Detect whether a given graph is Bipartite in O(n) time and using max O(m+n) space where m is the number of edges and the number of vertices is n.
func isBipartite(_ edges: [(Int, Int)], _ n: Int) -> Bool {
var adjList: [[Int]] = Array(repeating: [], count: n)
for (src, dst) in edges {
adjList[src].append(dst)
adjList[dst].append(src)
}
var visited = Array(repeating: false, count: n)
var color = Array(repeating: -1, count: n)
func dfs(_ start: Int) -> Bool { ... }
for i in 0 ..< n {
if !visited[i] {
color[i] = 0
if !dfs(i) {
return false
}
}
}
return true
}
func dfs(_ start: Int) -> Bool {
visited[start] = true
for neighbour in adjList[start] {
if !visited[neighbour] {
color[neighbour] = 1 - color[start]
if !dfs(neighbour) {
return false
}
} else if color[neighbour] == color[start] {
return false
}
}
return true
}
We can replace the DFS function above with a modified BFS traversal.

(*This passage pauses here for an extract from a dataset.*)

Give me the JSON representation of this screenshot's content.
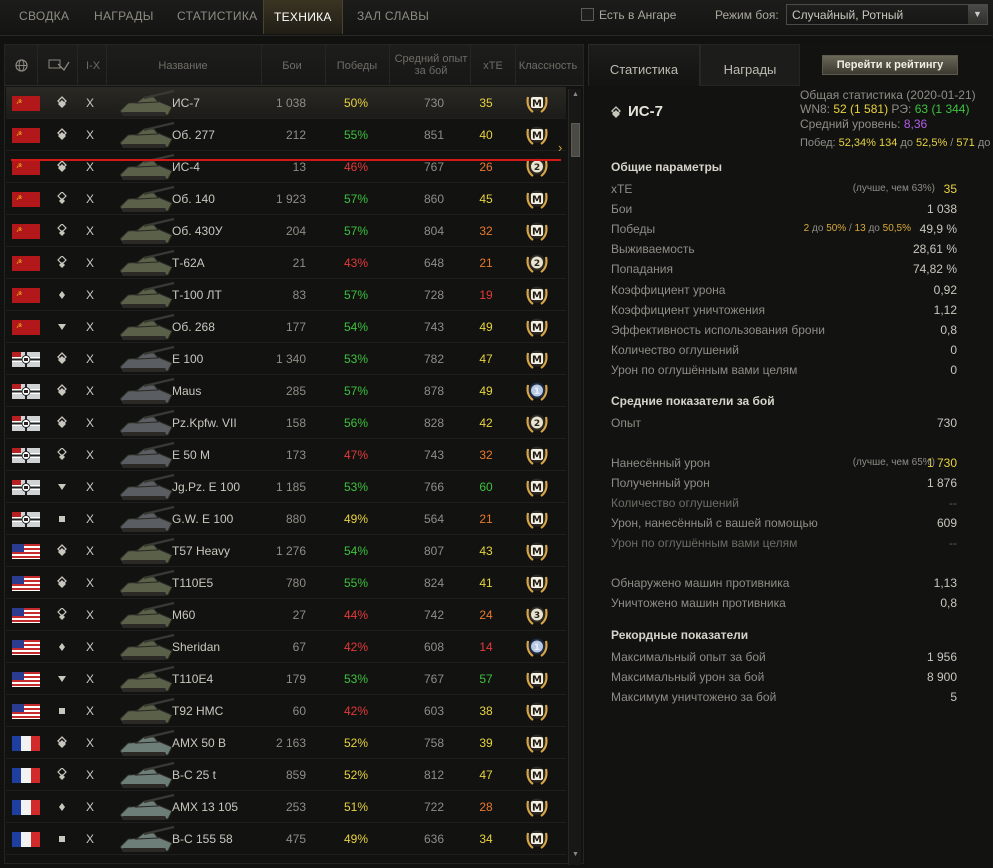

func bfs(_ start: Int) -> Bool {
visited[start] = true
color[start] = 0
var queue = [start]
while !queue.isEmpty {
let curr = queue.removeFirst()
for neighbour in adjList[curr] {
if !visited[neighbour] {
visited[neighbour] = true
color[neighbour] = 1 - color[curr]
queue.append(neighbour)
} else if color[neighbour] == color[curr] {
return false
}
}
}
return true
}
We can solve the Bipartite graph detection problem using modified graph traversal w/ cycle detection. Cycle detection is a useful technique for many graphs questions.